Press releases may be edited for formatting or style | February 26, 2021 Operating Room
PHILADELPHIA - Heart attack, kidney failure, stroke. These are just a few of the life-threatening complications that patients are at risk for following surgery. Now Jefferson researchers have developed an easy-to-use, web-based tool that predicts the risk of post-surgical complications such as kidney failure and stroke. The model may help medical professionals put preventive measures in place before the need for emergency intervention.
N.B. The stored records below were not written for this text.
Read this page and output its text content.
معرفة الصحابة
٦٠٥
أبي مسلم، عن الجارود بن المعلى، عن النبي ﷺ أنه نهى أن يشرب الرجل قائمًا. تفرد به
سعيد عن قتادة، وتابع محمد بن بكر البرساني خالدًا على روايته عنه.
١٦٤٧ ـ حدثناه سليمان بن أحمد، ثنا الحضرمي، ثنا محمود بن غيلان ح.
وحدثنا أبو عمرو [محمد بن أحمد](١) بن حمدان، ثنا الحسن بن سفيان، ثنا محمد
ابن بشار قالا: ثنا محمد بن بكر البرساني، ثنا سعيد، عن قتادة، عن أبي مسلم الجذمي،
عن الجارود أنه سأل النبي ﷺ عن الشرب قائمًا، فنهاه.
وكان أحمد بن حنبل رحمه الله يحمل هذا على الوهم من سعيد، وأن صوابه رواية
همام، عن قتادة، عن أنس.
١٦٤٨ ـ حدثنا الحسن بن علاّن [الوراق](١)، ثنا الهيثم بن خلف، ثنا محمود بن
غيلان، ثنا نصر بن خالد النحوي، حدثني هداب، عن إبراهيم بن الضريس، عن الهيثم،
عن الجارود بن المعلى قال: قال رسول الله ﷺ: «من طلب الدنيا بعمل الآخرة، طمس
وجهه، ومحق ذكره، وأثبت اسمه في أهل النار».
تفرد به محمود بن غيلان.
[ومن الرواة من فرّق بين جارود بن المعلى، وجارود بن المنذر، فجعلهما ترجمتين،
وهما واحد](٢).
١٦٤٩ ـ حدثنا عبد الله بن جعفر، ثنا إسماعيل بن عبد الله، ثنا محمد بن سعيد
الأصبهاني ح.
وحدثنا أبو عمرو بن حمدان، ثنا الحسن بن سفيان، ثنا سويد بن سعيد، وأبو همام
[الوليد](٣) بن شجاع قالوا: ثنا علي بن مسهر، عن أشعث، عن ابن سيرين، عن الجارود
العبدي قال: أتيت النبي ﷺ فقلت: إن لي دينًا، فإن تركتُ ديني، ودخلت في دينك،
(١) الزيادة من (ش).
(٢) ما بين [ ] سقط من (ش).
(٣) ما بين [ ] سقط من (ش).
"We need to be able to assess the risk of life-threatening, post-surgical complications so we can then come up with individualized ways to reduce those complications," says Sang Woo, MD, a clinical associate professor of medicine at Thomas Jefferson University who led the new research.

The need for better predictive risk models became clear to Dr. Woo after a patient suffered kidney failure following surgery and required medical intervention like dialysis. Another patient suffered a stroke following surgery to treat a fractured hip and suddenly needed emergency brain surgery.

"Seeing how much suffering those patients had gone through, I wanted to figure out what we could have done differently to prevent these life-threatening complications," Dr. Woo says.

Risk calculators that doctors currently rely on mainly assess for cardiac risks, such as heart attack or cardiac arrest. They do not provide risk assessment of other major complications like stroke, and doctors have not really paid much attention to risk assessment for kidney failure, Dr. Woo says.

"We wanted to assist doctors to be able to assess the risk of stroke, in addition to traditional risks," he says.

To develop a predictive model that was accurate and easy for clinicians to use, Dr. Woo drew on expertise in analyzing big data sets and machine learning, and collaborated with a multidisciplinary Jefferson research team including a surgeon, cardiologist, nephrologists and hospitalists.

"Often times we do the research and publish a research paper that is too complex to translate to the bedside," Dr. Woo says. "My goal from the beginning was to come up with a new model that is very practical and useful and that can be incorporated into routine patient care."

Now, in two recent studies, Dr. Woo and colleagues show that the model effectively predicts the risk of life-threatening, post-surgical complications.

In a study published online December 29, 2020 in the research journal Kidney360, Dr. Woo and colleagues developed a model to assess a patient's risk of developing acute kidney injury (AKI) following surgery. AKI is a serious medical issue. More than a third of patients that required dialysis following cardiac surgery died for example.